After the Software Goldrush : Part 2

This is pretty impressive

as is this online Powerpoint variant

ppt

Both of these use the HTML5 Canvas tag, and a lot of very cool javascript… and quite a lot of very well put together and HTML and a lot of very well put together UI.

Maybe I’m feeling old… maybe I come from a Web rather than an App background – but both of these raise the bar in non-flash web-appness way beyond what the likes of us Web 1.0 / Web 2.0 code-veterans ever imagined we’d have to achieve. Simply getting the css in toolbars at the top to x-browser render would take… I don’t know? Days? Weeks? Maybe these are built up from building blocks that would make this sort of thing easier… and I guess at some point they will be. A Visual Basic for JS.

Still… the fact remains, I don’t think you can do this without a team of developers, including people doing nothing but usability/interface-design and some fairly good funding. I think the boot-strap days are long gone. They’ve been given a new lease of life with twitter and facebook apps… little stories of little fortunes made overnight, but they’re all… I don’t know, parasite apps? They exist at the indulgence of the app that creates the environment.

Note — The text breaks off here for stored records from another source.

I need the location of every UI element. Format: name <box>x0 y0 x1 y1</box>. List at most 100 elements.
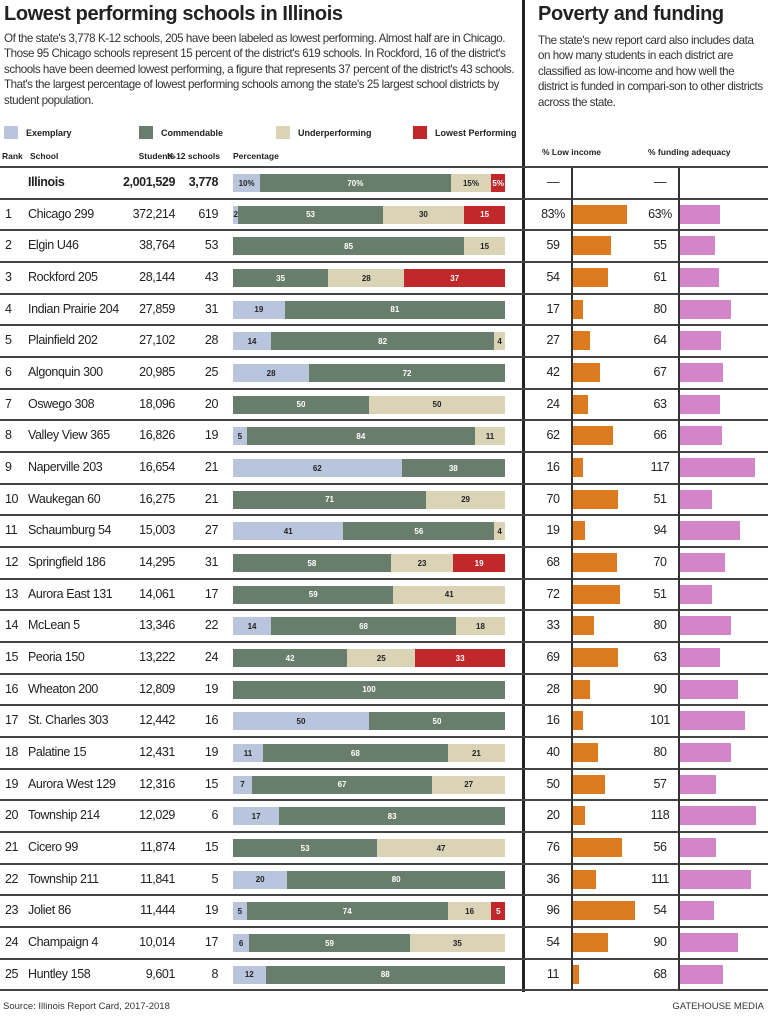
k12-count: 17 <box>204 935 219 950</box>
row-divider <box>0 197 768 200</box>
school-name: Champaign 4 <box>28 935 98 950</box>
segment-label: 25 <box>376 653 386 663</box>
school-name: Aurora West 129 <box>28 776 116 791</box>
percentage-bar: 14 82 4 <box>233 332 505 351</box>
segment-label: 21 <box>471 748 481 758</box>
funding-bar <box>679 774 717 794</box>
school-name: Cicero 99 <box>28 840 78 855</box>
rank: 6 <box>5 365 12 380</box>
legend-commendable: Commendable <box>139 126 223 139</box>
segment-label: 11 <box>485 431 495 441</box>
row-divider <box>0 324 768 327</box>
funding-value: 70 <box>653 555 667 570</box>
row-divider <box>0 862 768 865</box>
commendable-segment: 68 <box>271 617 457 636</box>
table-row: 6 Algonquin 300 20,985 25 28 72 42 67 <box>0 357 768 389</box>
table-row: 8 Valley View 365 16,826 19 5 84 11 62 66 <box>0 420 768 452</box>
lowest-segment: 37 <box>404 269 505 287</box>
underperforming-segment: 50 <box>369 395 505 414</box>
school-name: Waukegan 60 <box>28 491 101 506</box>
low-income-bar <box>572 204 627 224</box>
credit: GATEHOUSE MEDIA <box>672 1001 764 1012</box>
row-divider <box>0 609 768 612</box>
segment-label: 62 <box>312 463 322 473</box>
header-students: Students <box>138 151 175 161</box>
exemplary-segment: 14 <box>233 617 272 636</box>
commendable-segment: 35 <box>233 269 329 287</box>
percentage-bar: 5 74 16 5 <box>233 902 505 921</box>
header-funding: % funding adequacy <box>648 147 731 157</box>
rank: 8 <box>5 428 12 443</box>
school-name: Schaumburg 54 <box>28 523 112 538</box>
low-income-axis <box>571 168 573 990</box>
header-k12: K-12 schools <box>167 151 220 161</box>
funding-bar <box>679 363 723 383</box>
underperforming-segment: 29 <box>426 490 505 509</box>
funding-bar <box>679 584 713 604</box>
funding-value: 101 <box>650 713 670 728</box>
segment-label: 50 <box>432 716 442 726</box>
students-count: 16,826 <box>139 428 175 443</box>
low-income-bar <box>572 489 619 509</box>
segment-label: 27 <box>464 780 474 790</box>
commendable-segment: 56 <box>343 522 495 541</box>
funding-value: 68 <box>653 966 667 981</box>
segment-label: 59 <box>308 590 318 600</box>
low-income-bar <box>572 774 605 794</box>
percent-sign: % <box>471 178 479 188</box>
underperforming-segment: 21 <box>447 744 505 763</box>
k12-count: 19 <box>204 681 219 696</box>
exemplary-segment: 20 <box>233 870 288 889</box>
segment-label: 37 <box>450 273 460 283</box>
table-row: 3 Rockford 205 28,144 43 35 28 37 54 61 <box>0 262 768 294</box>
funding-bar <box>679 331 721 351</box>
exemplary-segment: 41 <box>233 522 344 541</box>
rank: 9 <box>5 460 12 475</box>
k12-count: 20 <box>204 396 219 411</box>
segment-label: 15 <box>480 241 490 251</box>
underperforming-segment: 47 <box>377 839 505 858</box>
students-count: 18,096 <box>139 396 175 411</box>
commendable-segment: 74 <box>246 902 448 921</box>
rank: 14 <box>5 618 19 633</box>
low-income-value: 11 <box>546 966 560 981</box>
k12-count: 21 <box>204 491 219 506</box>
row-divider <box>0 767 768 770</box>
segment-label: 15 <box>462 178 472 188</box>
school-name: Springfield 186 <box>28 555 106 570</box>
funding-bar <box>679 806 756 826</box>
row-divider <box>0 926 768 929</box>
low-income-value: 36 <box>546 871 560 886</box>
low-income-bar <box>572 711 583 731</box>
exemplary-segment: 5 <box>233 902 247 921</box>
rank: 21 <box>5 840 19 855</box>
k12-count: 19 <box>204 428 219 443</box>
commendable-segment: 50 <box>369 712 505 731</box>
lowest-segment: 15 <box>464 205 505 224</box>
exemplary-segment: 6 <box>233 934 250 953</box>
table-row: 16 Wheaton 200 12,809 19 100 28 90 <box>0 674 768 706</box>
k12-count: 24 <box>204 650 219 665</box>
low-income-value: 16 <box>546 460 560 475</box>
rank: 25 <box>5 966 19 981</box>
table-row: 13 Aurora East 131 14,061 17 59 41 72 51 <box>0 579 768 611</box>
table-row: 2 Elgin U46 38,764 53 85 15 59 55 <box>0 230 768 262</box>
rank: 10 <box>5 491 19 506</box>
percentage-bar: 17 83 <box>233 807 505 826</box>
students-count: 13,222 <box>139 650 175 665</box>
k12-count: 8 <box>211 966 218 981</box>
students-count: 14,061 <box>139 586 175 601</box>
school-name: Rockford 205 <box>28 270 98 284</box>
segment-label: 50 <box>432 400 442 410</box>
low-income-bar <box>572 458 583 478</box>
funding-value: 118 <box>650 808 670 823</box>
legend-underperforming: Underperforming <box>276 126 372 139</box>
funding-bar <box>679 616 732 636</box>
underperforming-segment: 4 <box>494 332 505 351</box>
funding-value: 55 <box>653 238 667 253</box>
percentage-bar: 19 81 <box>233 300 505 319</box>
school-name: Huntley 158 <box>28 966 91 981</box>
row-divider <box>0 577 768 580</box>
segment-label: 28 <box>266 368 276 378</box>
funding-value: 63 <box>653 650 667 665</box>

Recently I bailed out of another equity-only deal because, once again a well-funded competitor turned up with about 15 staff, 5 of which were paid developers working full time on what I was required to do on my own, in my spare time.

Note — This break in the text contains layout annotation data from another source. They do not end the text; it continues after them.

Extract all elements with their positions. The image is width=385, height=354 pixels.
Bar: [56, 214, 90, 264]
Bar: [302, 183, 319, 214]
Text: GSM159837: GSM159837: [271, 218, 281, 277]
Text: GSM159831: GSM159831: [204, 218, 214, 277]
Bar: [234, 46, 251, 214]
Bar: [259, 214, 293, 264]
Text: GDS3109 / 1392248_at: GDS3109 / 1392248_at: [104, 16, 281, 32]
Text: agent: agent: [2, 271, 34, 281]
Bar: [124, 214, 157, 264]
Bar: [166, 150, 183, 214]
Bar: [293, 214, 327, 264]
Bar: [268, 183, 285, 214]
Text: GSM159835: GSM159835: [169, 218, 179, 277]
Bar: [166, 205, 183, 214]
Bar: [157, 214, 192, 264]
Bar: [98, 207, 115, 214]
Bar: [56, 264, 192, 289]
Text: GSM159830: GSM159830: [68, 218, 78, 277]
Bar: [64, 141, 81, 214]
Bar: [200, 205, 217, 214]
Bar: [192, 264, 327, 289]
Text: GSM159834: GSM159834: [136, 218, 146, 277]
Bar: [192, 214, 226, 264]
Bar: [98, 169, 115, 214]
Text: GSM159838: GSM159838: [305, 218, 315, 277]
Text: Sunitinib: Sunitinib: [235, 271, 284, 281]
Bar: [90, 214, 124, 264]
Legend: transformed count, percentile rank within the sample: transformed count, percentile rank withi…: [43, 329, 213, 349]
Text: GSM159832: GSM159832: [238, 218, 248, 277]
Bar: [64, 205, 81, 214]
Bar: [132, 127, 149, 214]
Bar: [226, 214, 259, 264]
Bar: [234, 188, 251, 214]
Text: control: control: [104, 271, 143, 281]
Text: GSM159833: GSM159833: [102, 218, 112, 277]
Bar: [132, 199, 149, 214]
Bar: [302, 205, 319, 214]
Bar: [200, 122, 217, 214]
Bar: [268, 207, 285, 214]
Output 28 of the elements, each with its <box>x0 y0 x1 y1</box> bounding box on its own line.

This is the 3rd time this has happened.

A while back I was working on a web-monitoring app… then www.pingdom.com turned up, funded by the guy who owned and then sold the biggest ISP in Sweden. A couple of years later this turned up, when I’d just written a little accountancy app. Xero is funded by one of the Trademe.co.nz people – which sold for $750,000,000.

There’s this talk by Steven Levitt about Why Crack Dealers Still Live At Home.

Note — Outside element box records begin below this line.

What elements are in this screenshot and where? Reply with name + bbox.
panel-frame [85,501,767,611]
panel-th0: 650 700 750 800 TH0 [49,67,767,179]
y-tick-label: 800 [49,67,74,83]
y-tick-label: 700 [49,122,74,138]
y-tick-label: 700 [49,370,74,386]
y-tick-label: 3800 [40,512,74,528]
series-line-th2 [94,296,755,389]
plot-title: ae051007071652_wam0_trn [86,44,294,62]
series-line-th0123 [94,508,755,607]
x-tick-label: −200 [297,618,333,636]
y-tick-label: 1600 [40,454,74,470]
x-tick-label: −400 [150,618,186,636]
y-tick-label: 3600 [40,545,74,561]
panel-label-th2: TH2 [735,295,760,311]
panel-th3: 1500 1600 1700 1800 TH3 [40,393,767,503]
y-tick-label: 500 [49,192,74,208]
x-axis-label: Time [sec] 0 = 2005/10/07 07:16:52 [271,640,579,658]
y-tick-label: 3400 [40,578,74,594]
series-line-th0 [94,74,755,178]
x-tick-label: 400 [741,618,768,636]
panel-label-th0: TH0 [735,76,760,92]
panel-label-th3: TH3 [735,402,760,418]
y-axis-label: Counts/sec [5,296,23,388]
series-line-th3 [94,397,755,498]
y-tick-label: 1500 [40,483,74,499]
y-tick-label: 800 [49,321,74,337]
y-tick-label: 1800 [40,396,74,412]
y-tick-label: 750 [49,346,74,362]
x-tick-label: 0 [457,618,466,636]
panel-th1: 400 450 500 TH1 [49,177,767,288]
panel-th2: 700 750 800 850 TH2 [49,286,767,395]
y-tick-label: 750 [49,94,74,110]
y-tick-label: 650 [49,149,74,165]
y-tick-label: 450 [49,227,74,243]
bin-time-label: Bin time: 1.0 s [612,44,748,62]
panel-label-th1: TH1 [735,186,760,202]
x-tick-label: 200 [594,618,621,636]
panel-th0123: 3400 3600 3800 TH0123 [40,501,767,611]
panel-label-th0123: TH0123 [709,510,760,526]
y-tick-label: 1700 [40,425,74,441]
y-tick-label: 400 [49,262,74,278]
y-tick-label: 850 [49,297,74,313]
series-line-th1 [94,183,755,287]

Which describes the hierarchy of crack distribution… in which the people at the top are the same people that have been there for the last couple of generations – although there’s this mythology that “Anyone Can Make It”. Actually, there’s a hell of a lot of people working for free or next to nothing in the hope of “Making It”.

This is the way that the entertainment biz has always been and it’s the way that web entrepreneurialism works as well I think – though at least you wind up with fairly bankable skills, so it isn’t exactly the same.

I think every 5 or so years, a new “Blair-Witch-Project” of software (the latest being Twitter) will turn up and keep alive the myth that anyone can bootstrap a success story (the founders will then go on the lecture circuit telling people “it could be you!”)… but these are absolutely the exception. There are simply too many well-organised, well-funded, well-connected, well-followed people with software shops already having your bright idea… and if they’re not having it, once they see you doing it, they can just step in and build a proper version.

Recently someone on the PHP-NZ mailing list came out and said “most of the people here have worked on projects they know are going to fail”, and he was roundly attacked and vilified, but I don’t think he was wrong.

I think maybe (just maybe) this might be why DIY hardware/wetware is attracting more attention. There’s more of a chance to get on (or off) at the bottom.